Pingouins le 25/03/2023 à 10:30:36

Moland, fournisseur officiel de groupes de - oserais-je le terme ? - deep folk.

el gep

el gep le 25/03/2023 à 10:36:23

Aaaaaaaaah ! Faut que j'écoute çaaaaa !

Moland

Moland le 25/03/2023 à 12:36:05

@pingouins atta, y a un album qui résonne avec celui ci, chronique déjà fournie, pas encore publiée. On en reparle à ce moment là.

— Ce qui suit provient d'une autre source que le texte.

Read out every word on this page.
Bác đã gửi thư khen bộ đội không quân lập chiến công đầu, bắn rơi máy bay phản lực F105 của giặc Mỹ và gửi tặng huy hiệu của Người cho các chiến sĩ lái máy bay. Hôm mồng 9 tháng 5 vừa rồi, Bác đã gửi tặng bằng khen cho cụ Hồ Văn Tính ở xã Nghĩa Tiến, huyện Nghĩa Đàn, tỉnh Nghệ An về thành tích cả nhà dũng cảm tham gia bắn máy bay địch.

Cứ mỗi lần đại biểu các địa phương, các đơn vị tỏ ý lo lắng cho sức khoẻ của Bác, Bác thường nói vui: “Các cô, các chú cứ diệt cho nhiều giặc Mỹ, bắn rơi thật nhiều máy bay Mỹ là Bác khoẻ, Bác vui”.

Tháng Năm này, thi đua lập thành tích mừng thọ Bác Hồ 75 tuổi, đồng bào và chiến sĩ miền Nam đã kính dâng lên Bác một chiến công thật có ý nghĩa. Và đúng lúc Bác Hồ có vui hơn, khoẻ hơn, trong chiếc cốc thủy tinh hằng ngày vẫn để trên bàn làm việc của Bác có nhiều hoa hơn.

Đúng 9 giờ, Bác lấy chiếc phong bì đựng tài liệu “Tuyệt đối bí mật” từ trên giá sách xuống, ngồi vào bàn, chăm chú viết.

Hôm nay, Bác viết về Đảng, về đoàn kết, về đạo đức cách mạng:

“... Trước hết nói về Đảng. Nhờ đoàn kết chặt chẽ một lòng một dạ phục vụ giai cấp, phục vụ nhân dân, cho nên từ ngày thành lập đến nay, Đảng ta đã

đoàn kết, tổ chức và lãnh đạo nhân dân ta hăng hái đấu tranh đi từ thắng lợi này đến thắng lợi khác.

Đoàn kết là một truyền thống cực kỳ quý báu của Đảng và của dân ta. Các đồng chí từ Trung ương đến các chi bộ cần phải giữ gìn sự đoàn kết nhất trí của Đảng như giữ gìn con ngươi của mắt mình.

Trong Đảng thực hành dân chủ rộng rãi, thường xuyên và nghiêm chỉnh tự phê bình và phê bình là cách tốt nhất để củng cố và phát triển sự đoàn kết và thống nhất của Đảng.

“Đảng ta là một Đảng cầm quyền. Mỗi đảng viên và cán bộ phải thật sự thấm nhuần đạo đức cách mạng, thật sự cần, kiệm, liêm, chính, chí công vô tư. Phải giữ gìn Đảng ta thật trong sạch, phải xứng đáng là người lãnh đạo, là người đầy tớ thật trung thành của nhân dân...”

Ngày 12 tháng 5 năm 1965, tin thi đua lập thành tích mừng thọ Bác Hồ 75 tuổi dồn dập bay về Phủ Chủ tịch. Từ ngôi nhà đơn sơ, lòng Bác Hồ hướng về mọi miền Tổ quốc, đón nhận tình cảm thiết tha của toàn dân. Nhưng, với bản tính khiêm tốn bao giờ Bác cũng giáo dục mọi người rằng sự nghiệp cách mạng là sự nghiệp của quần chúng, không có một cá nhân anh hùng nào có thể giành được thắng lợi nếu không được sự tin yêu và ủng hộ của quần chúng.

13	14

@el gep : je recommande une écoute active et attentive, dans des volutes de nicotine. :) 

Crom-Cruach

Crom-Cruach le 25/03/2023 à 19:02:56

La voix est wouah !

Moland

Moland le 25/03/2023 à 19:29:30

@crom Laquelle ? Celle de Radie Peat ? Sacrée chanteuse. 

el gep

el gep le 11/04/2023 à 21:26:16

C'est mortel.
Puté les congs, pourquoi ils foutent pas l'alboume en écoute intégrale, tiaaa...

Moland

Moland le 12/04/2023 à 23:59:22

El Gep cet album va finir dans mon top5, assurément.  C'est d'une intelligence rare.  

el gep

el gep le 16/04/2023 à 07:47:17

Nous sommes dimanche matin, je suis au boulot et j'ai leur version de "Go dig my grave" qui tourne en boucle dans mon crâne, raaaah !

Moland

Moland le 16/04/2023 à 14:10:11

Haha bon choix. Bon courage pour le taf. 

Pingouins

Pingouins le 18/09/2023 à 22:01:10

Chuis quasi prêt à prendre les paris qu'on les retrouve au Roadburn l'an prochain.

Moland

Moland le 19/09/2023 à 00:49:56

Ils y ont déjà été programmés alors pari tenu

Moland

Moland le 24/10/2023 à 13:06:31

@Pingouins t'as gagné ton pari.

zeb

zeb le 08/11/2023 à 05:41:03

est ce que l'un d'entre vous a écouté OXN l'autre groupe de la chanteuse? ils ont sorti un album CYRM et bordel c'est encore mieux!!!!

Moland

Moland le 08/11/2023 à 06:50:16

Oui, moi. C'est tout aussi bon, dirais je. Moins folk, plus rock, pour le coup, mais tout aussi expérimental 

zeb

zeb le 09/11/2023 à 09:04:23

il va falloir que tu fasses une chronique vu comment cet album est passé totalement inaperçu. en cherchant je n'ai trouvé qu'un seul site français qui en parle ce qui est scandaleux. 

Moland

Moland le 09/11/2023 à 09:24:37

Me tente pas ! 
Ceci dit, si le seul texte que tu as trouvé sur le dernier OXN est bon, il vaut toutes les chroniques médiocres qu'on peut croiser sur la Toile. 

zeb

zeb le 10/11/2023 à 08:01:08

il est sur benzinemag et il est bon mais plus il y a de chro plus les gens pourront découvrir ce groupe quasi inconnu par chez nous.

Arrache coeur

Arrache coeur le 10/11/2023 à 09:01:26

Je vais les voir mercredi prochain à Anvers avec une pote qui les a découvert à Dublin pendant son erasmus, j'ai vraiment hâte. Très belle chronique qui met bien valeur la richesse de leurs compositions. 😊

Moland

Moland le 10/11/2023 à 09:37:39

Zeb : suis allé lire. Une chronique qui cite de manière pertinente Neurosis et Swans, 2 des 5 meilleurs groupes de toute l'histoire des citations, est forcément bien. 

@Arrachecoeur : tu vas kiffer. Je les ai vus en mai dernier, j'y retourne en février puis au Roadburn 2024, ça fera 3 fois en 1 an, et ce ne sera pas assez. Leur album reste mon AOTY à ce jour. Merci d'avoir lu la chronique.